OpenClaw uses modern JavaScript APIs that aren't available in older Node.js versions. Older versions cause silent failures — no helpful error messages, just a Gateway that doesn't start. Always run node --version first. We recommend v24.
Check in this order: (1) Run openclaw gateway status — if the Gateway isn't running, start it. (2) Run openclaw doctor for a full diagnostic. (3) For Discord: verify Message Content Intent is enabled in the Developer Portal. (4) Check that your API key is valid and has quota remaining. (5) Open the Dashboard at http://localhost:18789/ui to see error logs.
The pairing code is a security feature that prevents unauthorized users from interacting with your agent. When you connect a Telegram channel, OpenClaw sends a one-time code to your bot's chat. You enter this code during setup to confirm that you control both the CLI and the Telegram account. It's not something you create — it arrives in your Telegram chat.
For most founders: Anthropic Claude Sonnet gives the best balance of speed, reasoning, and cost. For coding-heavy tasks, Claude is particularly strong. For cost-sensitive setups, DeepSeek is excellent value. If data privacy is critical, use Ollama with a local model — completely free, no data leaves your machine. You can switch models at any time without losing context.
Yes. Install Ollama (ollama.com), pull a model (e.g., ollama pull llama3.3), and select "Ollama" as your provider during OpenClaw setup. This is completely free and 100% private — zero data leaves your machine. Performance depends on your hardware. For most research and writing tasks, 7–13B parameter models work well.

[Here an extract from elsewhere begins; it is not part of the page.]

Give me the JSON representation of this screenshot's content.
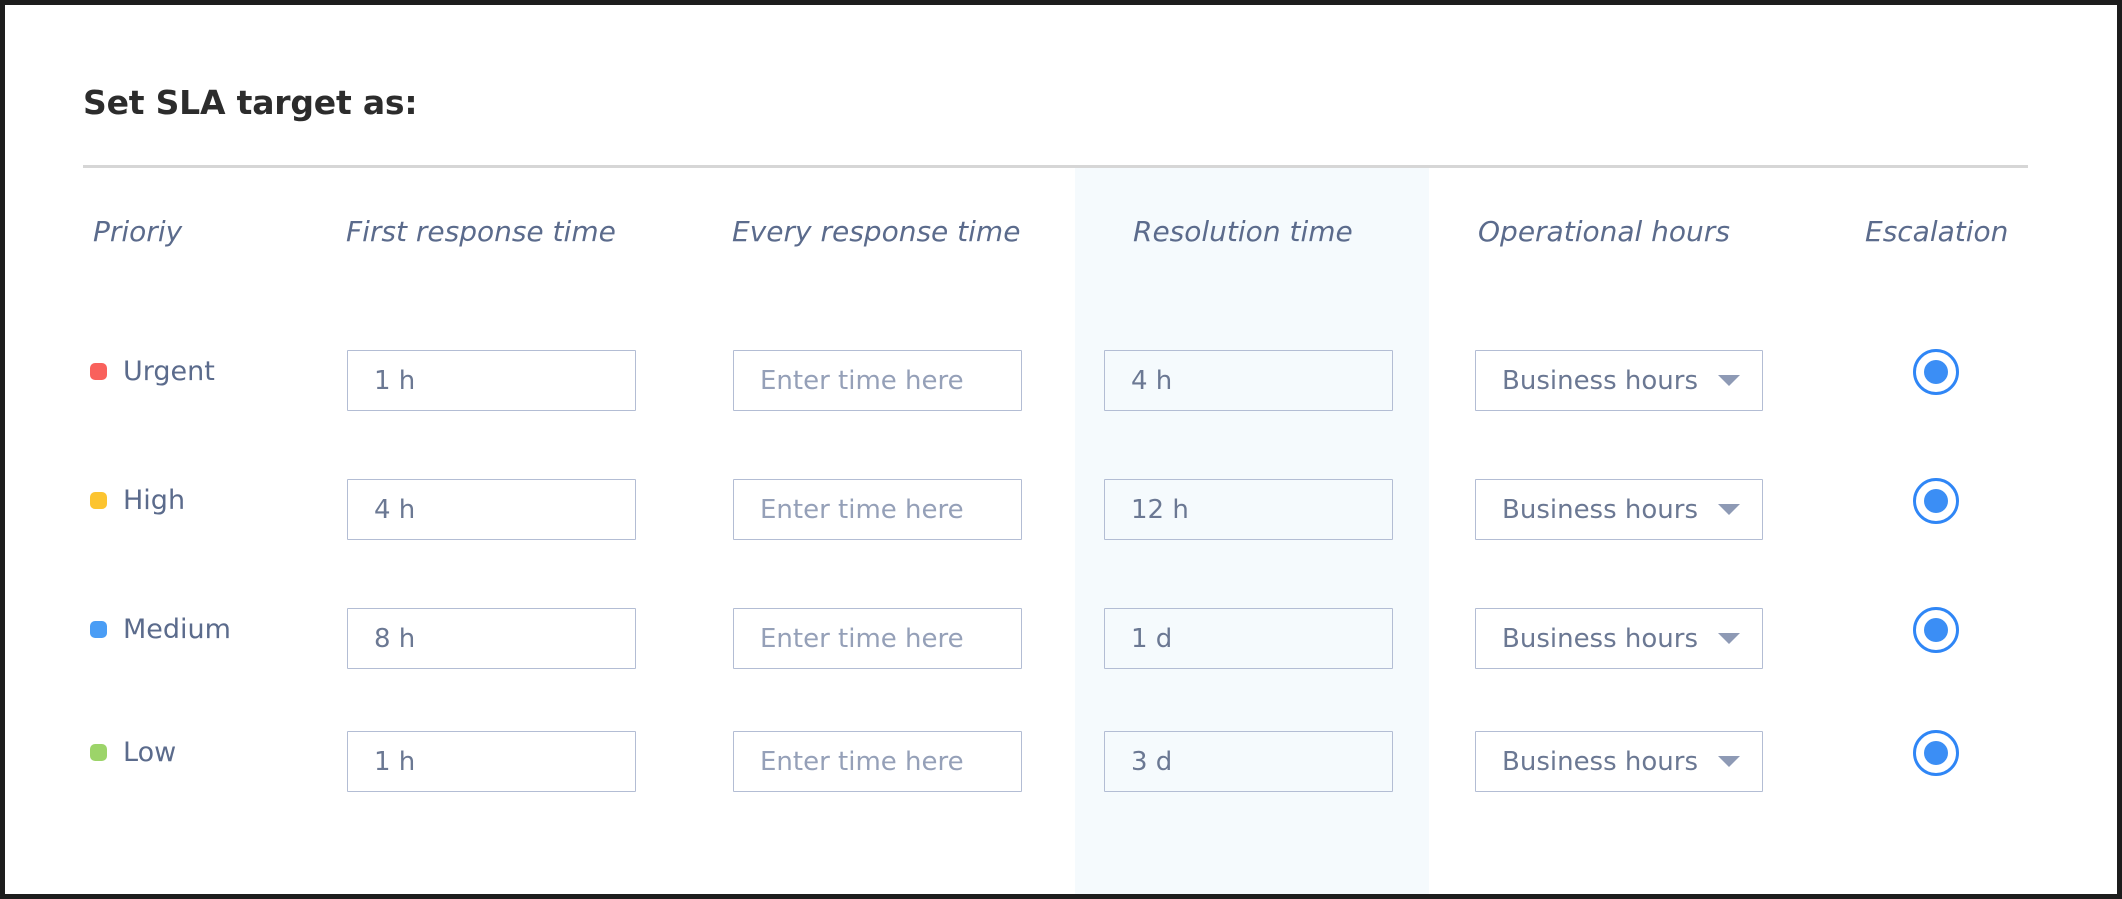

Yes. Edit your AGENTS.md file to change the model configuration, then restart the Gateway. You can also set different models per agent if you have multiple agents running.
No. OpenClaw has no central server. All agent configuration, conversation history, files, and API keys stay on your machine. The only data sent externally is what you send to your chosen AI model provider (Anthropic, OpenAI, etc.) — governed by their privacy policies. If you use Ollama, nothing leaves your machine at all.
We strongly recommend creating dedicated bot/service accounts instead. OpenClaw can execute shell commands and access files — you want that running under an isolated identity, not your primary personal account. For Telegram, create a new bot via @BotFather. For WhatsApp, get a dedicated SIM or number. This protects you from accidental data exposure and permission conflicts.
Built-in skills are safe. Community skills should be reviewed before use — check what tools they request access to and what instructions they include. Skills requesting shell access should be treated with extra caution: they can run arbitrary commands on your machine. Only install skills from trusted sources or review them yourself before activating.
Just message it like you'd message a person. "Research the top 5 alternatives to Linear." "Summarize my unread Slack messages." "Draft a cold email for this prospect." The agent picks the right skill, executes the task, and responds. No special commands or syntax required for basic usage.
Yes — this is the heartbeat feature. Define scheduled tasks in your SOUL.md (e.g., "every morning at 7AM, send me a briefing"). The agent runs these autonomously and messages you with results. This is how you build a real 24/7 assistant rather than just a chatbot you have to poke.
Yes. OpenClaw supports multi-agent routing. You can have a "work" agent connected to Slack, a "personal" agent on Telegram, and a "coding" agent on Discord — all running simultaneously on the same machine, each with their own workspace, skills, and model configuration.
When installed with --install-daemon, OpenClaw registers as a system service and starts automatically on reboot. However, it only runs 24/7 if your machine is on 24/7. For true always-on, deploy on a VPS (DigitalOcean, Hetzner) or a dedicated home server. Don't rely on a laptop you take to meetings.